Unagi, Onsen egg, fish image.
Image by CohesionSingapore from Pixabay
June 5, 2023 – LOS ANGELES – A Pomona man and his wholesale food company pleaded guilty in federal court to attempting to smuggle Chinese frozen broiled eel for human consumption that had previously been denied entry into the United States. , announced today the federal authorities.
Kevin Sheng Hsiang Fang, 41, and Fang Industry City-based food wholesale business Yong Chang Trading Co., Ltd. (doing the business name Heng Xing Foods, Inc.), pleaded guilty. on May 31, one count of contraband and one count of introducing adulterated food into interstate commerce.
Fang was a high-volume importer of Chinese frozen grilled eel, commonly known as unagi. The criminal case stems from a shipment of imported Chinese frozen grilled eel from Fang that was tested by the Food and Drug Administration (FDA) and found to be unsafe for human consumption, prompting the FDA to reject its entry to the United States. Fang admitted that he knowingly re-imported the previously rejected Chinese frozen grilled eel, using new input information and mixing it with other eels to evade detection.
When he pleaded guilty, Fang admitted that the frozen Chinese grilled eel he tried to import and distribute was adulterated with gentian violet, leukogen violet and malachite green, new drugs that are unsafe for animals. The use of these antibiotics or chemicals during various stages of farmed aquaculture feeds may result in the presence of residues of the parent compound or its metabolites in the edible portion of farmed seafood. The presence of antibiotic residues may contribute to an increase in antimicrobial resistance in human pathogens, according to an FDA alert. Additionally, prolonged exposure to malachite green and gentian violet have been shown to have a carcinogenic effect.
The FDA, in partnership with the US Customs and Border Protection (CBP), acts as the first line of defense for the supply chain of seafood imported from the United States and uses import alerts for aquaculture farmed seafood from countries around the world. Seafood and fish are temporarily held on FDA holds to prevent the introduction of contaminated food products into commerce. FDA contacts importers to inform them of the hold with a hold notice and awaits the results of sample tests to establish that a seafood product is not in violation. The regulatory framework prevents the entry and distribution of potentially infringing or unsafe seafood to customers in the United States, and serves to protect the integrity and safety of the seafood supply chain imported for human consumption.

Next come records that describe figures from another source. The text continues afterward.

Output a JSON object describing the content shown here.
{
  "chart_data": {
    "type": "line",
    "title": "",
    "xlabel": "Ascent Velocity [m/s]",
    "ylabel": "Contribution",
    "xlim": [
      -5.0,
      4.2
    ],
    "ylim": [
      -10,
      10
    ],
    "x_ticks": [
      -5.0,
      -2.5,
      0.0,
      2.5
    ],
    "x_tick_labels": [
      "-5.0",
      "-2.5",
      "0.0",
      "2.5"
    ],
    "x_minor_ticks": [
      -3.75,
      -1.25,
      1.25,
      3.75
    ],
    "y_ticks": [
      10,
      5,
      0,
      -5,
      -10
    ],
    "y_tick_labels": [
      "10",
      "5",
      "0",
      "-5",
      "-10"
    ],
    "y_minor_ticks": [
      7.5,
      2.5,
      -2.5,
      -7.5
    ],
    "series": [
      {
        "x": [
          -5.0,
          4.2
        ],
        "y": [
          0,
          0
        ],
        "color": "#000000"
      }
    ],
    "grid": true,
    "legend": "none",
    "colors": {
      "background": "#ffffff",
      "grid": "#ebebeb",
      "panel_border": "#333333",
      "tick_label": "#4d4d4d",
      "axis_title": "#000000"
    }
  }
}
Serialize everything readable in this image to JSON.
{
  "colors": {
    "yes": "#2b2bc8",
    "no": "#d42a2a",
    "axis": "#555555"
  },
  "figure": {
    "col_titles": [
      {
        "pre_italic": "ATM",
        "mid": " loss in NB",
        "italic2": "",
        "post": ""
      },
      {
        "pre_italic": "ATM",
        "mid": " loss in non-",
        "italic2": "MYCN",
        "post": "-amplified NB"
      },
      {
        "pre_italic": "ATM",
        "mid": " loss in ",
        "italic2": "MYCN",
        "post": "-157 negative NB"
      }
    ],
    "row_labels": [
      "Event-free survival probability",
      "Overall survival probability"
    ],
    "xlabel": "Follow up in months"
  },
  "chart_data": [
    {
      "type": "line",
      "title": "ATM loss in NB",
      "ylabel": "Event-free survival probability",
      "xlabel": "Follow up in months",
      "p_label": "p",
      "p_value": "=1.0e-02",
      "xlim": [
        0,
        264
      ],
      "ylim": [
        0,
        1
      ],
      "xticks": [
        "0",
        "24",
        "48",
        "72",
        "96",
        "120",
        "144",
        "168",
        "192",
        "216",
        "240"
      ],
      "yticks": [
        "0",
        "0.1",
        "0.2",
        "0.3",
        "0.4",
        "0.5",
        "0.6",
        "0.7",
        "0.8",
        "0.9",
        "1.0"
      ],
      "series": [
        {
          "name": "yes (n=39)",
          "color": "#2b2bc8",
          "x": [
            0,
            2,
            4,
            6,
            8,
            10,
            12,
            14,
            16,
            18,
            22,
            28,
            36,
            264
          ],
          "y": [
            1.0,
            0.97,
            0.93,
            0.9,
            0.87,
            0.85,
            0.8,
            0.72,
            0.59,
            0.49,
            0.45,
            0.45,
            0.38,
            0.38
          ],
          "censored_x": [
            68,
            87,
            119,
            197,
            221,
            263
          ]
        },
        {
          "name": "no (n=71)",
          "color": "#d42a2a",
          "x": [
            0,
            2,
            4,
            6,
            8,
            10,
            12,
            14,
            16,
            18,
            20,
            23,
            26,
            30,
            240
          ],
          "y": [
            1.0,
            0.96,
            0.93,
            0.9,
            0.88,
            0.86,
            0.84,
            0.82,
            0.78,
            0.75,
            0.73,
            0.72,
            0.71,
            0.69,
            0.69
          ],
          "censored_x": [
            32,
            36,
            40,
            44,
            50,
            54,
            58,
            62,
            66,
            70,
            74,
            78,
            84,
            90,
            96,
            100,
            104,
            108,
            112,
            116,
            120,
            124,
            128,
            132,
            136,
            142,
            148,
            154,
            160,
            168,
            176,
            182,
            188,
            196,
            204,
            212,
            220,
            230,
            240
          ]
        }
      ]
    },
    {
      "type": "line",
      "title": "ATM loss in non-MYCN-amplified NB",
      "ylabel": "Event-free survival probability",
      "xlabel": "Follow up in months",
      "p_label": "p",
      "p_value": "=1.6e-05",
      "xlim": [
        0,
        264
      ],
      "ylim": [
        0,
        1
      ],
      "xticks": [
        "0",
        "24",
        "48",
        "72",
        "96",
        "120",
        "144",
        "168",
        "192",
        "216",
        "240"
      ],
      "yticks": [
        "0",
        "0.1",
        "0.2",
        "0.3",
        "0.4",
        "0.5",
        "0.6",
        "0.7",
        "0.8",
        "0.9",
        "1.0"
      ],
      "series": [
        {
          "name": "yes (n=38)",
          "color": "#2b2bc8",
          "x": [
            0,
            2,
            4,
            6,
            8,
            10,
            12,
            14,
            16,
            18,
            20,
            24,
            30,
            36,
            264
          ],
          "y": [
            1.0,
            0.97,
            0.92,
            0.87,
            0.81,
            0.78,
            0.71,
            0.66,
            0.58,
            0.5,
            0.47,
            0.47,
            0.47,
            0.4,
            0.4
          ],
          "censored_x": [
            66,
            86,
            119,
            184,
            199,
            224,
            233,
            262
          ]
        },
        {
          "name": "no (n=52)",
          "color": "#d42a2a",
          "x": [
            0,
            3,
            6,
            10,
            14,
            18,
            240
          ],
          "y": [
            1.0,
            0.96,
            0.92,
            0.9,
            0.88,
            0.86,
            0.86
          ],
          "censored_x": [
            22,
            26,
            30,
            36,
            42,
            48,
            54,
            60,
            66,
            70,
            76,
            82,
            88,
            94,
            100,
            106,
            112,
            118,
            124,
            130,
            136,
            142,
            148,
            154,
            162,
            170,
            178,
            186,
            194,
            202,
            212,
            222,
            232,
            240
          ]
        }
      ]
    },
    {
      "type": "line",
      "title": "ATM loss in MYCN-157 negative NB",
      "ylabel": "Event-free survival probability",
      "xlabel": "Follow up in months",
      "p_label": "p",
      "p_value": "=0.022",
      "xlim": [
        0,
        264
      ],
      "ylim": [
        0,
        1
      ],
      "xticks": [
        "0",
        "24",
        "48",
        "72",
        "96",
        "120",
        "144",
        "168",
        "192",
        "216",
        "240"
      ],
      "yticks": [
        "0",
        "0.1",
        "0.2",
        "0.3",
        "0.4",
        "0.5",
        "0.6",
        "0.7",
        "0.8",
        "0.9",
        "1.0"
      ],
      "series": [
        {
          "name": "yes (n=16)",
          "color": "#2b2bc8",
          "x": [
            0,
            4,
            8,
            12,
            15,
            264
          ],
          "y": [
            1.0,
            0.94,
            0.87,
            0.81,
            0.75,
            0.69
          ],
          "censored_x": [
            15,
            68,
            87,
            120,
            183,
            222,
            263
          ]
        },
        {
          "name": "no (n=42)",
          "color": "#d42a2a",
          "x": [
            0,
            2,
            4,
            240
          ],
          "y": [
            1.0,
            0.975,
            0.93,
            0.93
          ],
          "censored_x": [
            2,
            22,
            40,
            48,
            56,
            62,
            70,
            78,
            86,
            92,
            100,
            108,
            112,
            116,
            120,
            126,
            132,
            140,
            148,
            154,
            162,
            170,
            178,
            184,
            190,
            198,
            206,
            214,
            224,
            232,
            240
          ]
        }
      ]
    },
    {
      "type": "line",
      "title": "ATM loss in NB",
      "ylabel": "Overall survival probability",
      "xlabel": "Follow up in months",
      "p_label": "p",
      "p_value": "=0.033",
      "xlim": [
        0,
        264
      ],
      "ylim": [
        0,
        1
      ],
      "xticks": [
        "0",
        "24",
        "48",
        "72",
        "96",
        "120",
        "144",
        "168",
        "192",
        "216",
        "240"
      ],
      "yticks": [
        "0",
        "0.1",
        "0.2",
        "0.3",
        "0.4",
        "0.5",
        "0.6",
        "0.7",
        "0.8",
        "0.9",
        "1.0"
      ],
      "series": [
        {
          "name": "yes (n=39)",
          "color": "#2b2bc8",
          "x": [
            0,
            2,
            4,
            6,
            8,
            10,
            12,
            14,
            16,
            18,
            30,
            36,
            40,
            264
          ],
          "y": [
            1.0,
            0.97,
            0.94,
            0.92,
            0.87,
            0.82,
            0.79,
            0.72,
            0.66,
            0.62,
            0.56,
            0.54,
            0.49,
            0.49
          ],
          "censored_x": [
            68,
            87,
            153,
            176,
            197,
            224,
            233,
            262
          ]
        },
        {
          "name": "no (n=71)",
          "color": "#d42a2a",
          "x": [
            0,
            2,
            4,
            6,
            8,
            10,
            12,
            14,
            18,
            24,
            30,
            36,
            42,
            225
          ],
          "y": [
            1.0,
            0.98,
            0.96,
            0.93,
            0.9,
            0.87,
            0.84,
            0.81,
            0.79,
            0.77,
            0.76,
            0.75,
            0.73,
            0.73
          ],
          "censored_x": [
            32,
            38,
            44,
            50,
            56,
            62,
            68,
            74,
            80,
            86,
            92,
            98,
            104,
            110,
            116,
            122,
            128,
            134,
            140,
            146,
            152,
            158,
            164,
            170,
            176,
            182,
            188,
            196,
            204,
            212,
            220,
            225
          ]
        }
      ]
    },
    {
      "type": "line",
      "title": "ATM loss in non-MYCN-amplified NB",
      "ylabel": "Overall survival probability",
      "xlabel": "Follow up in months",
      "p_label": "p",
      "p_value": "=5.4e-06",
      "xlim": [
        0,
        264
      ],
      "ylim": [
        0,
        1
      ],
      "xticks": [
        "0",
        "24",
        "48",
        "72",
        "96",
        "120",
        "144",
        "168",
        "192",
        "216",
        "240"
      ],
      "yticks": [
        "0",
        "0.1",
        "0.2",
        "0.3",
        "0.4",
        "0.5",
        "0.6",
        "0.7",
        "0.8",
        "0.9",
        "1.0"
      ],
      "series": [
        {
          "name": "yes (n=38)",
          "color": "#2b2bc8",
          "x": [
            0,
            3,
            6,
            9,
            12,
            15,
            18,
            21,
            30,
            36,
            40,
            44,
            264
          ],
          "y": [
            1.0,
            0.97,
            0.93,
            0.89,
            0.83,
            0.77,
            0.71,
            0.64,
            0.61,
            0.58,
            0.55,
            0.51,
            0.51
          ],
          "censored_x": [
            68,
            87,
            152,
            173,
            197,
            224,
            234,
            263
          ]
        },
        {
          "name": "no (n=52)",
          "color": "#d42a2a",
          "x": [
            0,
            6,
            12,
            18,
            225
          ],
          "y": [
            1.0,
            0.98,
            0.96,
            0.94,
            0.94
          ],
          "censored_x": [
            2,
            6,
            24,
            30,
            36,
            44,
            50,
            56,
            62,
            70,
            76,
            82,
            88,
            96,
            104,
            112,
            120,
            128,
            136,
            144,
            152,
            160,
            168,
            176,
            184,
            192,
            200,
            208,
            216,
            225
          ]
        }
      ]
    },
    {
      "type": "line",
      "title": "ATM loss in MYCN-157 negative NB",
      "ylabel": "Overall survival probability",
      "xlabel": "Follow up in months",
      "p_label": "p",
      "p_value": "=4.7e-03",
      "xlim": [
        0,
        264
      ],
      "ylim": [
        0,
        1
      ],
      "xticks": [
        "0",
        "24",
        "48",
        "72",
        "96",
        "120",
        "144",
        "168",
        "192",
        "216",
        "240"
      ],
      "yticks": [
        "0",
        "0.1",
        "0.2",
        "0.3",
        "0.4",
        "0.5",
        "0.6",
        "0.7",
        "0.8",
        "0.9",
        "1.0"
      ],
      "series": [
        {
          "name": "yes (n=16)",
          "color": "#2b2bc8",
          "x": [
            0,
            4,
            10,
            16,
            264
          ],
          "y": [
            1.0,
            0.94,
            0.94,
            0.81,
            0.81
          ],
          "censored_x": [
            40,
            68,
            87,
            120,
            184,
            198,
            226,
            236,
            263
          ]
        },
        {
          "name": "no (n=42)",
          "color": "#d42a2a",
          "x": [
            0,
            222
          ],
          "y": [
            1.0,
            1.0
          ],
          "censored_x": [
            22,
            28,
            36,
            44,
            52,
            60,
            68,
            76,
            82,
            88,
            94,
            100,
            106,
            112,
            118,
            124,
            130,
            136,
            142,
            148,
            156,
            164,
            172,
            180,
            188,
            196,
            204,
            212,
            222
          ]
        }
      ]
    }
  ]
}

“Federal laws prohibiting the smuggling of certain food products are intended to protect consumers from health hazards,” said US Attorney Martin Estrada. “We are committed to working with our law enforcement partners to protect the American people from such public health dangers and ensure the safety of our food supply.”
“Today’s announcement serves as a reminder that food importers have a critical responsibility to sell food that is safe for American consumers,” said Special Agent in Charge Robert M. Iwanicki of the FDA’s Office of Criminal Investigations. , Los Angeles Field Office. “We will continue to pursue and bring to justice those who put public health at risk by distributing adulterated food into the US marketplace.”
“This individual showed complete disregard for the health and safety of the American consumer by knowingly bringing contaminated products to market,” said Eddy Wang, acting special agent in charge of Homeland Security Investigations (HSI) in Los Angeles. “Thanks to the professionalism and dedication of various partner agencies, this criminal activity has been stopped.”
“The outcome of this investigation to detect and prevent illegal trade in wildlife species was made possible through the diligent work, dedication and collaboration between all law enforcement agencies involved,” said Special Agent in Charge Manisa Kung of the Fisheries Service. and US Wildlife, Office of Law Enforcement, Southwest Pacific Region.
Fang is scheduled to be sentenced on August 14 by United States District Judge Percy Anderson. As a result of his guilty plea, Fang will face a maximum statutory sentence of 21 years in federal prison.
This case was investigated by the FDA, Office of Criminal Investigations; Homeland Security Investigations; and the US Fish and Wildlife Service.
Assistant US Attorney Amanda M. Bettinelli of the Environmental Crimes and Consumer Protection Section is prosecuting the case.